While he was checking into his hotel he ran into Jasper Murray. "I heard you were over here," said Walli. "I guess what's happening in Germany is exciting to cover."

"It is," said Jasper. "Americans aren't normally interested in European news, but this is special."

"Your show, This Day, isn't the same without you. I hear its ratings are down."

"I probably ought to pretend to be sorry. What are you up to these days?"

"Making a new album. I left Dave mixing it in California. He'll probably fuck it up with strings and a glockenspiel."

"What brings you to Berlin?"

"I'm meeting my daughter, Alice. She escaped from East Germany."

"Are your parents still there?"

"Yes, and my sister Lili." And Karolin, Walli thought, but he did not mention her. He longed for her to escape, too. Deep in his heart he still missed her, despite all the years that had passed. "Rebecca's here in the West," he added. "She's a big shot in the Foreign Office now."

"I know. She's been helpful to me. Maybe we could do a piece on a family divided by the Wall. It would show the human suffering caused by the Cold War."
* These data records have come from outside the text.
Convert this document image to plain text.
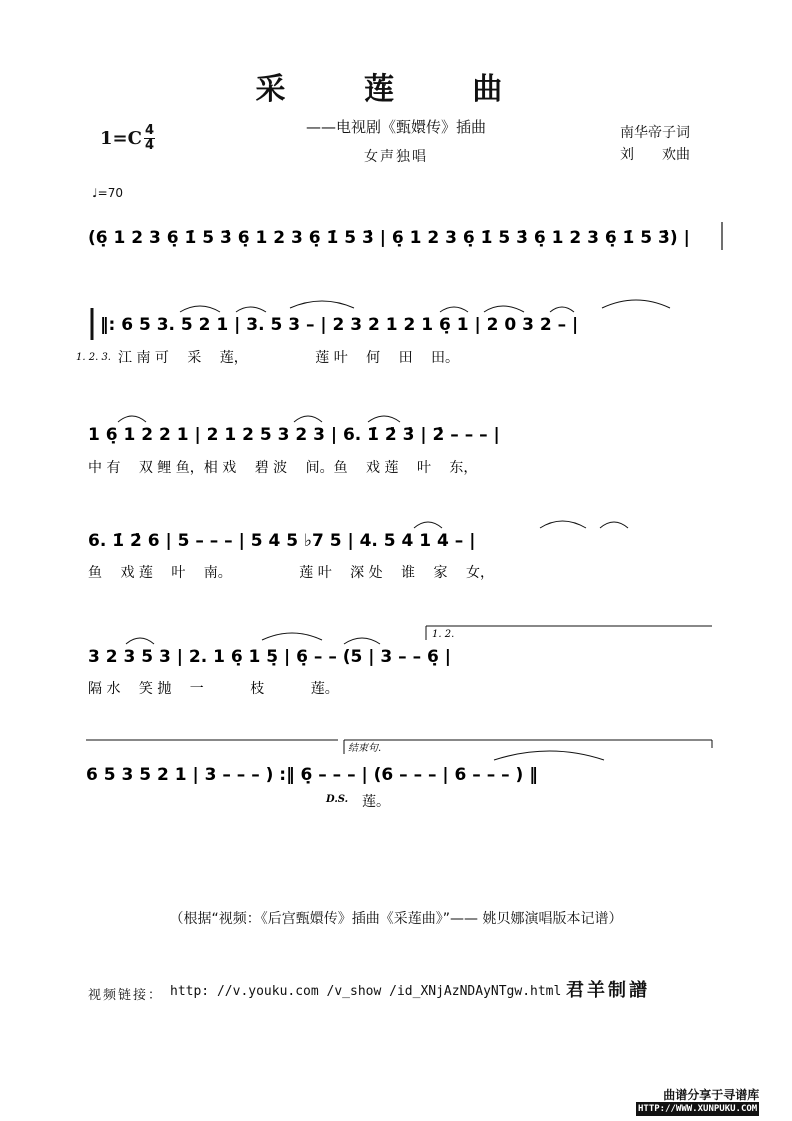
采 莲 曲
——电视剧《甄嬛传》插曲
女声独唱
南华帝子词
刘　　欢曲
1=C 4
4
♩=70
(6̣ 1 2 3 6̣ 1̇ 5 3̇ 6̣ 1 2 3 6̣ 1̇ 5 3̇ | 6̣ 1 2 3 6̣ 1̇ 5 3̇ 6̣ 1 2 3 6̣ 1̇ 5 3̇) |
‖: 6 5 3. 5 2 1 | 3. 5 3 – | 2 3 2 1 2 1 6̣ 1 | 2 0 3 2 – |
1. 2. 3. 江 南 可　 采　 莲，　　　　　 莲 叶　 何　 田　 田。
1 6̣ 1 2 2 1 | 2 1 2 5 3 2 3 | 6. 1̇ 2̇ 3̇ | 2̇ – – – |
中 有　 双 鲤 鱼，相 戏　 碧 波　 间。鱼　 戏 莲　 叶　 东，
6. 1̇ 2̇ 6 | 5 – – – | 5 4 5 ♭7 5 | 4. 5 4 1 4 – |
鱼　 戏 莲　 叶　 南。　　　　　 莲 叶　 深 处　 谁　 家　 女，
1. 2.
3 2 3 5 3 | 2. 1 6̣ 1 5̣ | 6̣ – – (5 | 3 – – 6̣ |
隔 水　 笑 抛　 一　　　 枝　　　 莲。
结束句.
6 5 3 5 2 1 | 3 – – – ) :‖ 6̣ – – – | (6 – – – | 6 – – – ) ‖
D.S. 莲。
（根据“视频：《后宫甄嬛传》插曲《采莲曲》”—— 姚贝娜演唱版本记谱）
视频链接： http: //v.youku.com /v_show /id_XNjAzNDAyNTgw.html 君羊制譜
曲谱分享于寻谱库
HTTP://WWW.XUNPUKU.COM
"No," said Walli firmly. He had not forgotten the interview Jasper had done back in the sixties, which had caused so much trouble for the Francks in the East. "My family would be made to suffer by the East German government."

"Too bad. Good to see you, anyhow."

Walli checked into the Presidential Suite. He turned on the TV in the living room. The set was a Franck, made in his father's factory. The news was all about people fleeing East Germany via Hungary and, now, via Czechoslovakia too. He left the set on with the sound low. It was his habit to have the TV on when he was doing other things. He had been thrilled to learn that Elvis did the same.

He took a shower and put on fresh clothes. Then the desk called to say that Alice and Helmut were downstairs. "Send them up," Walli said.

He felt nervous, which was silly. This was his daughter. But he had seen her only once in her twenty-five years. At that time she had been a skinny teenager with long fair hair, reminding him of Karolin when he had first met her, back in the sixties.

A minute later the bell rang and he opened the door. Alice was now a young woman, with no teenage gawkiness. Her fair hair was cut in a bob, so she no longer looked so strikingly like the young Karolin, though she had Karolin's thousand-candlepower smile. She was dressed in shabby East German clothes and down-at-heel shoes, and Walli made a mental note to take her shopping.

He kissed her awkwardly on both cheeks and shook hands with Helmut.

Alice looked around the suite and said: "Wow, nice room."

It was nothing by comparison with hotels in Los Angeles, but Walli did not tell her that. She had a lot to learn, but there was plenty of time.

He ordered coffee and cakes from room service. They sat around the table in the living room. "This is weird," Walli said candidly. "You're my kid, but we're strangers."

"I know your songs, though," Alice said. "Every one. You weren't there, but you've been singing to me all my life."